I think this is a good design.

This assumes that questions have only a predefined set of possible answers, like multiple choice. Once created, the :Question and :Answer nodes should be immutable, you shouldn't need to change anything on the nodes themselves.

So you could have something like this:

(q:Question {text:"What is your favorite color?"})
(q)<-[:ANSWER_TO]-(:Answer{text:"Blue"})
(q)<-[:ANSWER_TO]-(:Answer{text:"Green"})
(q)<-[:ANSWER_TO]-(:Answer{text:"Red"})
(q)<-[:ANSWER_TO]-(:Answer{text:"Yellow"})
(q)<-[:ANSWER_TO]-(:Answer{text:"Orange"})

Then when someone answers that question, relationships are created to the question they answered and the answer they picked. You could allow them to add their own free text explaining the reasons for their answer on a property of the relationship. So you could have something like this:

(g:Person {name:"Galahad"})
(g)-[:ANSWERED]->(q:Question {text:"What is your favorite color?"})
(g)-[:CHOSE_ANSWER {text:"No wait I meant yell-auuuuuuuugh!"}]->(:Answer{text:"Blue"})

Where in this case that particular :Answer (blue) is the same blue :Answer node attached to that particular question.

This model allows you to to quickly find other persons who have answered the same questions you have:

MATCH (me:Person {name:"Lancelot"})-[:ANSWERED]->()<-[:ANSWERED]-(someoneElse)
WITH me, someoneElse, count(someoneElse) as commonQuestionCount
ORDER BY commonQuestionCount DESC
LIMIT 20
RETURN someoneElse

Or even to find the person with the highest number of the same answers picked:

MATCH (me:Person {name:"Lancelot"})-[:CHOSE_ANSWER]->()<-[:CHOSE_ANSWER]-(someoneElse)
WITH me, someoneElse, count(someoneElse) as sameAnswersPicked
ORDER BY sameAnswersPicked DESC
LIMIT 20
RETURN someoneElse

And then you can compare answers too:

MATCH (me:Person {name:"Lancelot"})-[myReason:CHOSE_ANSWER]->(answer)<-[theirReason:CHOSE_ANSWER]-(them:Person {name:"Galahad"})
WITH myReason, answer, theirReason
LIMIT 5
MATCH (answer)-[:ANSWER_TO]->(q)
RETURN q.text as question, answer.text as answer, myReason.text as myReason, theirReason.text as theirReason

I'm omitting unique ids on each of these nodes (such as uuids) but you'd want to have those (and indexed or with a unique constraint) for quick lookup.

jsmccrumb
Graph Buddy

I'd say go right ahead with a model of :Question related to :Answer related to :Person
Each question would have many :Answer nodes related, and its up to you whether a :Person can select multiple :Answer nodes for a given :Question.

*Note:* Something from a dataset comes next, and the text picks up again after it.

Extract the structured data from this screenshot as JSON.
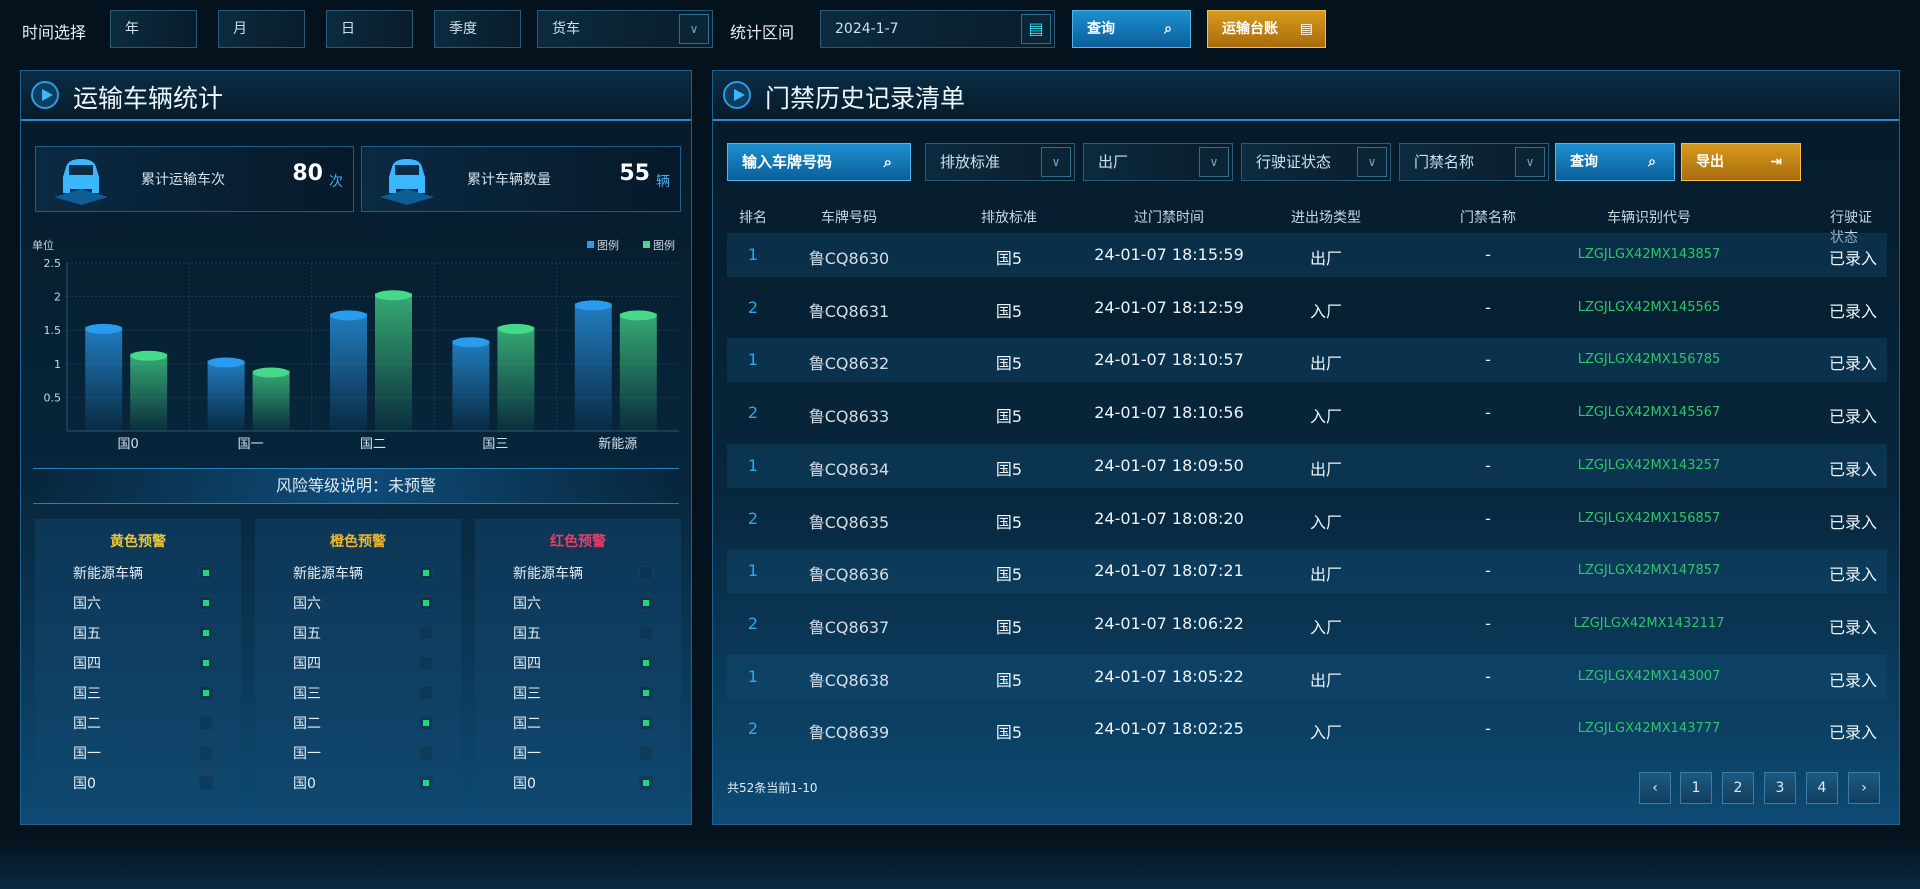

Assuming you are controlling the Questions/Answers that is, if users will be asking Questions or providing answers that could change the model (maybe not but would just be something else to think on).

Try to keep the relationship type between the nodes unique (i.e. the relationship from :Person to :Answer should not be the same as the one from :Answer to :Question) this will help your queries down the line.